“Peace, friend,” said the Independent; “I will think thee else one of those besotted and blinded Papists, who hold, that bestowing of alms is an atonement and washing away of the wrongs and oppressions which have been wrought by the almsgiver. Thou sayest, then, these were the apartments of Charles Stewart?”

“And of his father, James, before him, and Elizabeth, before him, and bluff King Henry, who builded that wing, before them all.”

“And there, I suppose, the knight and his daughter dwelt?”

“No,” replied Joceline; “Sir Henry Lee had too much reverence for—for things which are now thought worth no reverence at all—Besides, the state-rooms are unaired, and in indifferent order, since of late years. The Knight Ranger’s apartment lies by that passage to the left.”

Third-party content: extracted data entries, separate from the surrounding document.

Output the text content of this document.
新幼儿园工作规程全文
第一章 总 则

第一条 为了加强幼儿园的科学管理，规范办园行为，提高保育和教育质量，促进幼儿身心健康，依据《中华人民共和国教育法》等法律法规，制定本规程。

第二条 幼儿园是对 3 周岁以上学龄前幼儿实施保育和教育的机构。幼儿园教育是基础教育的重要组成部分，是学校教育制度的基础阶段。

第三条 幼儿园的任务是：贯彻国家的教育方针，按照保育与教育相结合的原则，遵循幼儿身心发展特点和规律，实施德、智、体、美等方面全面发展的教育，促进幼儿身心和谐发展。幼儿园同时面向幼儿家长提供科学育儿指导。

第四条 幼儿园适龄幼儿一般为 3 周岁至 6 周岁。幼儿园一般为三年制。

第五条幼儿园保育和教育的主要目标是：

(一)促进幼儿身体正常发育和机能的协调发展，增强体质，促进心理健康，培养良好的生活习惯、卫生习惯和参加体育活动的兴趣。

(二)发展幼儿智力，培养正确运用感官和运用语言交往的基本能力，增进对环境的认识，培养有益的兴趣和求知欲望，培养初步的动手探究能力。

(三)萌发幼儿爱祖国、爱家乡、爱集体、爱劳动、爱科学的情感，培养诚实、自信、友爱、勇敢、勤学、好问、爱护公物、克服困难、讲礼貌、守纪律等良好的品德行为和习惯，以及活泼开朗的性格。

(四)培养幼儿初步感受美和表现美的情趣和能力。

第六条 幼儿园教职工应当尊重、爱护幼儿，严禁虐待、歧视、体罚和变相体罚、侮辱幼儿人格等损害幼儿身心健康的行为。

“And whither goes yonder stair, which seems both to lead upwards and downwards?”

“Upwards,” replied the keeper, “it leads to many apartments, used for various purposes, of sleeping, and other accommodation. Downwards, to the kitchen, offices, and vaults of the castle, which, at this time of the evening, you cannot see without lights.”

“We will to the apartments of your knight, then,” said the Independent. “Is there fitting accommodation there?”

“Such as has served a person of condition, whose lodging is now worse appointed,” answered the honest keeper, his bile rising so fast that he added, in a muttering and inaudible tone, “so it may well serve a crop-eared knave like thee.”

He acted as the usher, however, and led on towards the ranger’s apartments.

This suite opened by a short passage from the hall, secured at time of need by two oaken doors, which could be fastened by large bars of the same, that were drawn out of the wall, and entered into square holes, contrived for their reception on the other side of the portal. At the end of this passage, a small ante-room received them, into which opened the sitting apartment of the good knight—which, in the style of the time, might have been termed a fair summer parlour—lighted by two oriel windows, so placed as to command each of them a separate avenue, leading distant and deep into the forest. The principal ornament of the apartment, besides two or three family portraits of less interest, was a tall full-length picture, that hung above the chimney-piece, which, like that in the hall, was of heavy stone-work, ornamented with carved scutcheons, emblazoned with various devices. The portrait was that of a man about fifty years of age, in complete plate armour, and painted in the harsh and dry manner of Holbein—probably, indeed, the work of that artist, as the dates corresponded. The formal and marked angles, points and projections of the armour, were a good subject for the harsh pencil of that early school. The face of the knight was, from the fading of the colours, pale and dim, like that of some being from the other world, yet the lines expressed forcibly pride and exultation.